On the plus side, Koh added that some bigger agency networks have started rectifying this problem by bringing back senior account handlers where necessary.

Young account handlers may have creative prowess, but may sometimes overstep into the “radical” zone, he added.

“Sometimes the client doesn’t ‘get it’ for various reasons, whether [the idea] is too advanced for the type of industry, or for the management, or the type of customers that the client has. So there should be some patience [on the agency side] when pitching an idea where the client doesn’t get immediately,” said Koh.

HP’s Kan said that it’s not just about age, but where to fit in different talent in different circumstances.

“In one circumstance, I might want to bring in somebody who’s 20-something and really creative to pitch an idea. And in times of a crisis or dealing with something reputational, I’d better have somebody in there who has gone through a few hard knocks,” she said.

“Stakeholder management is key, not only in-house but in the agency as well. It’s my job to help my team as well as the agency’s team understand what the stakeholders think. How we want them to feel. Ultimately, we’re people. We cannot forget that we’re working with different human beings with different skills and preferences.”

Read the news!

Don’t just read the room, read the news. What seems like an obvious must-do for PR professionals is, apparently, a dying trait.

“I feel like sometimes we forgot along the way that we’re consultancies, not just the production agency. We’ve forgotten how to be culturally, politically and economically aware to have that decent business conversation with clients,” said WE’s Seow.

“I’m beginning to see the decline in the number of people who read newspapers. Sometimes, I work with young PR professionals and I tell them ‘could you just do me a favour and read the Saturday paper?’”

Koh said that it’s “music to the client’s ears” when the agency can start their conversation or pitch with a big picture comment linked to the client’s business.

“Something that’s current, something that’s not just craft-related, something that they know has some sort of direct or indirect relation to a business impact,” he said.

“It’s fine to say ‘hey, we can put out a press release, hold a press conference, we can hook up with this influencer’, but to what end? I think fundamentally understanding and speaking that bigger business language is important. For an agency, it’ll do well to have a good grasp of that. It’ll lead to more work, more credibility, and it’ll build trust.”

On top of that, a better worldview also means better work. He cites the conceptualisation and success of Nike’s campaign last year with Colin Kaepernick.

“A good agency might say ‘It might be a PR project, but hey, can we pull marketing in?’ because we need that kind of marketing activation and the budgets that they have to make this a bigger idea. I don’t think [the Nike campaign] started and ended as a PR idea.
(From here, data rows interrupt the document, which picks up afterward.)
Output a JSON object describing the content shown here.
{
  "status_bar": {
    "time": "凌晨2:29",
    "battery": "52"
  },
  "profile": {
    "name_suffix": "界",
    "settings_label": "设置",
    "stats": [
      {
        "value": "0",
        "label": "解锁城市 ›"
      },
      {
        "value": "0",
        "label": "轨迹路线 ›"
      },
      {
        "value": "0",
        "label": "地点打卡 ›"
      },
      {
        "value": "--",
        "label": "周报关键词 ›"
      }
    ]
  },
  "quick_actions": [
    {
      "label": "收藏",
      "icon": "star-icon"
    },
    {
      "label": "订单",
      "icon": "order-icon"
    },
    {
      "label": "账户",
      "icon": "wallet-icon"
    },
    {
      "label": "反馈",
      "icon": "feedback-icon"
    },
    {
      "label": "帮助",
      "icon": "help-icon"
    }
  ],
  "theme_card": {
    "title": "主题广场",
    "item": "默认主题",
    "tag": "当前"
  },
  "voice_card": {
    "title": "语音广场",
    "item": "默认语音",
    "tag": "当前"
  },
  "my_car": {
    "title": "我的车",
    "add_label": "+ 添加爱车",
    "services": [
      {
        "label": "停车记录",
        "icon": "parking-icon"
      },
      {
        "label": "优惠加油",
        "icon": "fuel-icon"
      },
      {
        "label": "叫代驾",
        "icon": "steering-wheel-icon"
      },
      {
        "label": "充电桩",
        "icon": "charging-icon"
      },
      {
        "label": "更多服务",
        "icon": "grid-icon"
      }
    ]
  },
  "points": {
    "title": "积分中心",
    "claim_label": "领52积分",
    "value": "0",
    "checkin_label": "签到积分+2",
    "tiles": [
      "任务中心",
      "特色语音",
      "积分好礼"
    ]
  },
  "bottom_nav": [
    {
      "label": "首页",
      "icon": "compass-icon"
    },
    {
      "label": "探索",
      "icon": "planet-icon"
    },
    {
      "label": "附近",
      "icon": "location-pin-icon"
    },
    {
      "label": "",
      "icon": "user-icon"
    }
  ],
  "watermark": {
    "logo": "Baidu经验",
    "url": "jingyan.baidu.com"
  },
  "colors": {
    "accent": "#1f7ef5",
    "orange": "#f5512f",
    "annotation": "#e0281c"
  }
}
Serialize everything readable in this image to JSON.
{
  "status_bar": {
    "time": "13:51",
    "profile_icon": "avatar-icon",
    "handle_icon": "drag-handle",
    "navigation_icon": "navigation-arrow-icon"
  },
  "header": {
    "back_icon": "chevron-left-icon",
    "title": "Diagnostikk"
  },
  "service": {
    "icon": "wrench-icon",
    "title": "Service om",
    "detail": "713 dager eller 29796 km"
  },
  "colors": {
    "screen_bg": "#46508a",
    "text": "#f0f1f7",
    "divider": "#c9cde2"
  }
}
It had legs in different parts of the organisation,” he said.

HP’s Kan agreed that reading the news should be mandatory for agencies. “They have to figure out what people’s interests are and what they’re talking about. You need those insights to go anywhere – because your C-suites are reading those papers,” she said.

“What’s happening to your clients is a function of geopolitics and economics. If you can’t have that discussion, I’m sorry but there’s no seat at the table for you.”